Some of you have asked why I haven't written about the weather in the last couple of weeks (no, the sharknado doesn't count as weather). Aside from hurricanes and derechos, summer can be particularly dull when it comes to exciting bloggable weather, so there hasn't been much to write about.
However, there was one more reason I held off writing about something I was itching to get off my chest -- I was saving it for a guest post at the Washington Post's Capital Weather Gang blog. I'm excited and honored to be allowed to write a guest post for the blog I avidly read while going to high school in the Washington DC area.
The post is about how gaps in weather radar coverage can prove dangerous, as it can lead weather forecasters to miss tornadoes, and as a result, not issue a tornado warning.
On an active weather day, it takes about five to seven minutes for a NWS Doppler radar to complete a full sweep of the atmosphere from top-to-bottom (usually between 12 and 15 different levels) and release the data over the internet.

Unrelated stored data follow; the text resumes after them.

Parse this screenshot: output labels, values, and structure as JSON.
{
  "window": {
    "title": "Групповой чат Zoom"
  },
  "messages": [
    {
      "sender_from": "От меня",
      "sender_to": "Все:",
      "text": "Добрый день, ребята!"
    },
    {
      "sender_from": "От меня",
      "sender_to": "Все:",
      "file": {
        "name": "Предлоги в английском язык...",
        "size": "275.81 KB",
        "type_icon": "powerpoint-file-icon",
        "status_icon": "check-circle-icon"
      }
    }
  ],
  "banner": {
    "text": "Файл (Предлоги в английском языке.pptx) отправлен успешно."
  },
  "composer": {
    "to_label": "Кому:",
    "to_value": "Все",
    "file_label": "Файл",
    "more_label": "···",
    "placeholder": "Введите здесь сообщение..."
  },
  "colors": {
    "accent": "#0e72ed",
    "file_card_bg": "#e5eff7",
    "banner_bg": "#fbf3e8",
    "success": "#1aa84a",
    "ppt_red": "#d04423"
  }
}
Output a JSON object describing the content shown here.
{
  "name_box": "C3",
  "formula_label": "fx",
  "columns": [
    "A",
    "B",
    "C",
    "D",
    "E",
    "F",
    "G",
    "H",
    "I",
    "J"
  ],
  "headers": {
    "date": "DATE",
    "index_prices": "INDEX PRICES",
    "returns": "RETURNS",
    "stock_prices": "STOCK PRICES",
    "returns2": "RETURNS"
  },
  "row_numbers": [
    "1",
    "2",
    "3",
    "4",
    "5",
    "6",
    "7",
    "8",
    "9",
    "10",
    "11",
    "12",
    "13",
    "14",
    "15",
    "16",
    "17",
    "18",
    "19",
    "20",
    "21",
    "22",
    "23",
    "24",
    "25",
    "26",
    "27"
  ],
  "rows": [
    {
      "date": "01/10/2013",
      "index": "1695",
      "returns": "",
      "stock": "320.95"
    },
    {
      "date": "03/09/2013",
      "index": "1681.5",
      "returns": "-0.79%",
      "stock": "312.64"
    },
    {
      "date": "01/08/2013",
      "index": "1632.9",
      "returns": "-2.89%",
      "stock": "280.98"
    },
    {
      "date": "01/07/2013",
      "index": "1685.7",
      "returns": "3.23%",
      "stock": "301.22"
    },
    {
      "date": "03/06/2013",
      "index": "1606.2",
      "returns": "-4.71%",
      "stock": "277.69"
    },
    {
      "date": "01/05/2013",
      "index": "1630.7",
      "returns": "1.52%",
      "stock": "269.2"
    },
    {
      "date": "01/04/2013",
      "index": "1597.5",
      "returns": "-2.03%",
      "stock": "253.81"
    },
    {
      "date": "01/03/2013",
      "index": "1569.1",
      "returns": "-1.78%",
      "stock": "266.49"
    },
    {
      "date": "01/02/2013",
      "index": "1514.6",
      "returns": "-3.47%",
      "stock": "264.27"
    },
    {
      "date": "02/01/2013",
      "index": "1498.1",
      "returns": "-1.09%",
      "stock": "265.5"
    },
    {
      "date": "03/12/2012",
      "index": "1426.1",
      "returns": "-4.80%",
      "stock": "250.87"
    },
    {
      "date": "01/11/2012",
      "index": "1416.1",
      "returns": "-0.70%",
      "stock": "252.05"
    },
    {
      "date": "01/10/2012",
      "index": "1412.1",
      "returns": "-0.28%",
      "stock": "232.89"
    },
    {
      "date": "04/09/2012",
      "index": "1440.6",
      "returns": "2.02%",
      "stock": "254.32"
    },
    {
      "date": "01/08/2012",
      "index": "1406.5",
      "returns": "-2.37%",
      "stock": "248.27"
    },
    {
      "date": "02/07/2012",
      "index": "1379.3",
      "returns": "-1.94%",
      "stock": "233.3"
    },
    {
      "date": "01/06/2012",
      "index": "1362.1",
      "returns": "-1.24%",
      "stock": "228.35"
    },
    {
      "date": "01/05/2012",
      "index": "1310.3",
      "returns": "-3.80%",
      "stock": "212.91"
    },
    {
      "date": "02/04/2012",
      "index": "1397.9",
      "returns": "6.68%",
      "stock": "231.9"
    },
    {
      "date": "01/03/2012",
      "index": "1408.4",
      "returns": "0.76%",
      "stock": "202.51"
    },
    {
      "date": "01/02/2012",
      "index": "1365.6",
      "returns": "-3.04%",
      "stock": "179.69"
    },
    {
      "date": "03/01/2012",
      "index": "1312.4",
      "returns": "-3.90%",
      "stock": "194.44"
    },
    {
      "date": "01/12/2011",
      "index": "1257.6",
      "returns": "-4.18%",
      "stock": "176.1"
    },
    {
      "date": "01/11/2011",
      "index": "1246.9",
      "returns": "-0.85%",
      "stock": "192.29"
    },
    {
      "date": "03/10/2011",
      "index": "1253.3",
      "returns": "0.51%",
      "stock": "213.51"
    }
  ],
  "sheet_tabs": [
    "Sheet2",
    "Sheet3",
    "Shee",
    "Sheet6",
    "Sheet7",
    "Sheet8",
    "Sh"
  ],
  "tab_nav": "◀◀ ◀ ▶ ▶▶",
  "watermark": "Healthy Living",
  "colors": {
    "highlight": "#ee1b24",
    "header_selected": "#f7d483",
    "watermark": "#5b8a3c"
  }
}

These small, spin-up tornadoes can occur in between these radar sweeps, meaning they form and die undetected by forecasters until damage is reported. Often times in severe squall lines, and especially derechos, forecasters will issue tornado warnings along little “kinks” in the line in anticipation of these weak tornadoes.
These tornadoes can, on rare occasion, go undetected and unwarned, as was the case on March 3, 2012 near Charlotte, NC.